At first thought, it seems ludicrous that any author — any person who depends on lovers of books and knowledge, really — would condemn formal education. In an age when more and more authors are cultivated in an MFA program, you'd assume to find only champions of education. After all, Michael Chabon, Jonathan Safran Foer, and Flannery O’Connor all passed through an MFA program, and plenty more, like Zadie Smith and Joyce Carol Oates, have taught in one. Despite the firm bond between writers and academic institutions, there are some authors who can’t help but criticize formal education.
One can’t fault William Styron for not having given formal education a shot. His critique comes from the perspective of an author who spent much time in school. Styron went to Duke University and was working toward achieving a Rhodes scholarship. It was during this process that the young undergraduate wrote a letter to his father articulating his discontents. “For a person whose sole burning ambition is to write — like myself — ,” he wrote, “college is useless beyond the Sophomore year.” Dissatisfied by the curriculum of minor authors and the trifling academic concerns of his professors, Styron concluded that a writer would be better off reading Plato and Montaigne, and simply living. He graduated Duke, but followed his own advice and went on living, producing classics like The Confessions of Nat Turner and Sophie's Choice.
George Bernard Shaw
George Bernard Shaw said of schools that they “are not popular as places of education and teachers, but rather prisons and turnkeys in which children are kept to prevent them disturbing and chaperoning their parents.” This is not to say that Shaw didn’t have great hope and respect for education as an ideal (he went on to co-found the London School of Economics).
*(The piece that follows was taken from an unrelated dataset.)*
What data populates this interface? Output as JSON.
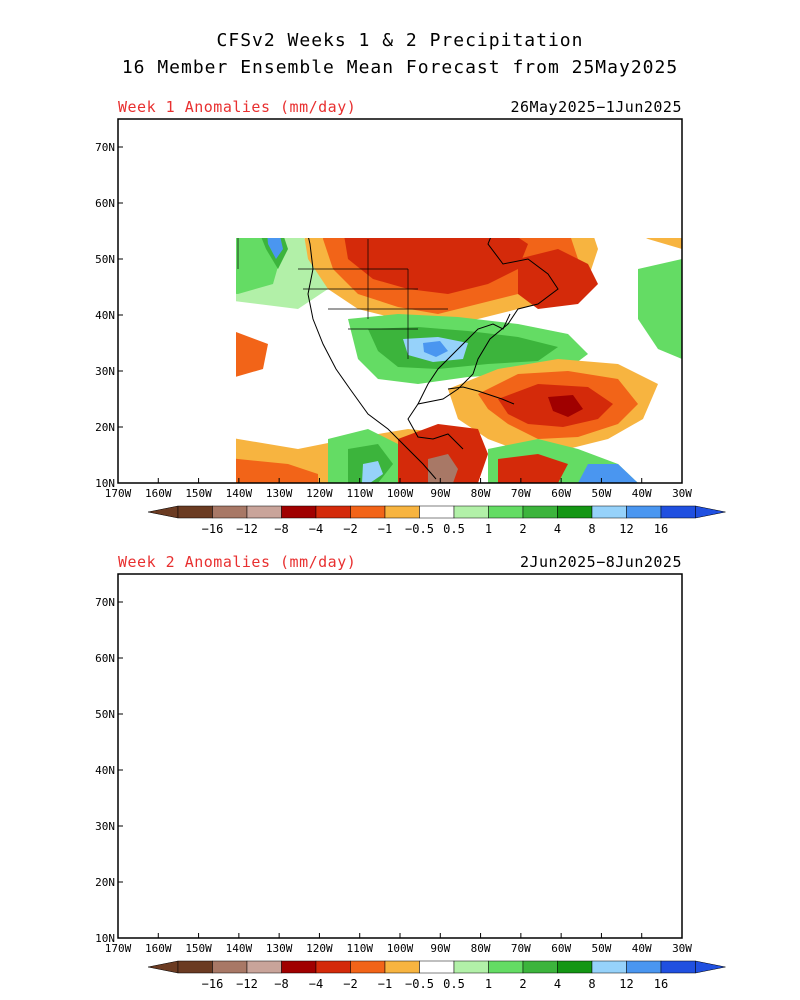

He simply found the state of contemporary education abhorrent. In his essay “What Is Wrong with Our System of Education?” Shaw argues that school’s primary purpose is to relieve parents from the nuisance of children. Compulsory schooling hurts society as a whole. It makes students who resent attending also resent intellectual and artistic culture. Shaw felt that when schooling is completely voluntary it is at its best. And, as an advocate of self-education, Shaw spent much time in the library of Trinity College teaching himself throughout his life.
Philosopher, mathematician, and Nobel laureate Bertrand Russell was educated at Cambridge and led a rather academic life. Yet, like Shaw, he believed education to be too precious to stand idly by as the entire world botches the institution. Education, he argued, has a “determination to produce a dead level of glib mediocrity.” The school system lacks, crucially, reverence for the child. A teacher with reverence for the child will be sensitive to the precious nature of the young, living being before her. She will not see the child as something to mold, but as something she feels humility in the face of. She will feel compelled to strengthen and equip it for the life it will lead. School systems, instead, are wont to distort the facts of history so that its nation will appear as glorious and victorious as possible. Schools emphasize obedience and duty at the expense of free-thinking and spiritually enriched students. Russell was an eloquent proponent for teachers who were truly sensitive to their students, and of an education system that asserted education as a gateway to knowledge, not to a particular income or status. It sometimes takes someone who loves education, to tell us what’s wrong with it.
More Quotes From Those Critical of Education
- “Education is a state-controlled manufactory of echoes”
- “Men are born ignorant, not stupid; they are made stupid by education.”
- “Part of the American myth is that people who are handed the skin of a dead sheep at graduating time think that it will keep their minds alive forever.”
—John Mason Brown
- “Real education must ultimately be limited to men who insist on knowing–the rest is mere sheep-herding.”
- “You can’t teach people to write well. Writing well is something God lets you do or declines to let you do. Most bright people know that, but writers’ conferences continue to multiply in the good old American summertime.”
- “We are shut up in schools and college recitation rooms for ten or fifteen years, and come out at last with a bellyful of words and do not know a thing.”
—Ralph Waldo Emerson
- “I'm sure the reason such young nitwits are produced in our schools is because they have no contact with anything of any use in everyday life.”
- “I don't believe in colleges and universities. I believe in libraries.”
- “In the first place God made idiots. This was for practice. Then he made school boards.”